Commissioner Gary Bettman created a department of player safety and named former NHL player Brendan Shanahan the new discipline czar. He had Shanahan explain every suspension via video and meet players team by team – to better educate them on what is and is not acceptable. Shanahan is working with the NHL Players’ Association on softer shoulder and elbow pads.

And still … here we are today.

Why?

There is a short answer: We're pushing everything to the absolute limit in terms of training and competition – from the players' workouts and nutrition, to the fierce battles produced by the parity that comes from the salary cap. There has to be a breaking point, and the brain might be the most fragile part of the body.

The players are bigger, stronger and faster than ever before. They are trained to take hard, short shifts and to finish their checks. They are allowed to skate more freely because of the rules instituted after the 2004-05 lockout to open up the game. And yet the rink is the same size.

So the physics are more intense at the same time the physicians have more information about concussions. They are diagnosed better – and perhaps more frequently – than ever before, and players no longer play through symptoms they once did.

But this remains a tangled web. We can wail about head shots, but many of these concussions aren't caused by head shots. The cause of Pronger's concussion has not been pinpointed. Crosby's initial concussion was caused by what might have been an innocent collision with an opponent, and his relapse might have been caused in part by a collision with a teammate. Giroux took a teammate's knee to the back of his head. Michalek collided with a teammate.

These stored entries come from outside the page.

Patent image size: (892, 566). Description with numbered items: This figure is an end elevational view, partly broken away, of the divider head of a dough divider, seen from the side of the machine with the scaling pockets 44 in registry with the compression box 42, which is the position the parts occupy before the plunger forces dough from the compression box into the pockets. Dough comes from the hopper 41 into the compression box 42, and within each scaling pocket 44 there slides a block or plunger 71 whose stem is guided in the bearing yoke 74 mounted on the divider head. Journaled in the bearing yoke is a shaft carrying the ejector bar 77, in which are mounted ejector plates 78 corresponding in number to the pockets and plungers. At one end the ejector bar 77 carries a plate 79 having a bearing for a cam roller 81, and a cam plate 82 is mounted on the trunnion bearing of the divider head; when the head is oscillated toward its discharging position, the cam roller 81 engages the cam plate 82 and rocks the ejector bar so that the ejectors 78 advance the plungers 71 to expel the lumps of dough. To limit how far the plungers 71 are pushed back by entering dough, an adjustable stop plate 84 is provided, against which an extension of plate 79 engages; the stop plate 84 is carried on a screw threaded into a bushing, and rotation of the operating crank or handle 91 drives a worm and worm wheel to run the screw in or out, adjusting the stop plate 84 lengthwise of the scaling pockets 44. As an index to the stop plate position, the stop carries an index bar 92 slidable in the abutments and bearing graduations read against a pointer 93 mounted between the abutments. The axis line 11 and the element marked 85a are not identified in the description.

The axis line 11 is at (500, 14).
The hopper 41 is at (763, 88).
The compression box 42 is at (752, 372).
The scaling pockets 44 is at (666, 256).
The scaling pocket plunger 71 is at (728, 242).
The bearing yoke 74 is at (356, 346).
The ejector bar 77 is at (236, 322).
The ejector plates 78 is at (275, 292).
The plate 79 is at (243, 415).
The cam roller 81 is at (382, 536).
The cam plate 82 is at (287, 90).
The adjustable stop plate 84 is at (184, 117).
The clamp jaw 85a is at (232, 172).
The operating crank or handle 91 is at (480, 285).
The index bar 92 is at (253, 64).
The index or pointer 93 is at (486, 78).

It goes on an on. We have to look at each incident individually before we make conclusions about the whole, and the NHL needs to continue to study the problem in detail. Some ideas aren't practical, like making the rinks bigger when millions have been invested in new arenas built for the current size. But everything should be on the table again the next time the general managers meet in March – including putting brakes on the game, something nobody wants from an entertainment standpoint – and everyone needs to realize that rules and policies can go only so far.

The players aren't going to get smaller, weaker or slower as athletes. They are going to continue to play hard in the pursuit of Stanley Cups and multi-million-dollar contracts, and they are going to continue to take risks. We have to accept those risks on some level.

But the current level is still unacceptable. Pronger might be gone for good. Crosby is missing. So is Giroux, and Michalek, and Skinner, and so on. And those are just the names everybody knows. There are many, many more.

The game is changing. The culture is changing. The change must continue. The NHL has done a lot but not enough yet, and it must keep looking for more solutions – for the future of its players, and for the players of the future.

"The strongest message they could share is, they're not going to allow it to happen on their watch, therefore it's not going to happen at the ground floor, because the trickle down would be tremendous," said Primeau, who has been outspoken on the issue and helped launch the website stopconcussions.com.

"I think it's a baby steps process. The biggest thing I felt when we came out of the lockout and the rules changes at the time, they were drastic in measure as well. And so I don't want to see them drastically make changes again to go back to swing the pendulum the other way. They made an adjustment. See how it works. If they can push the envelope and continue to protect the players, that's a great thing."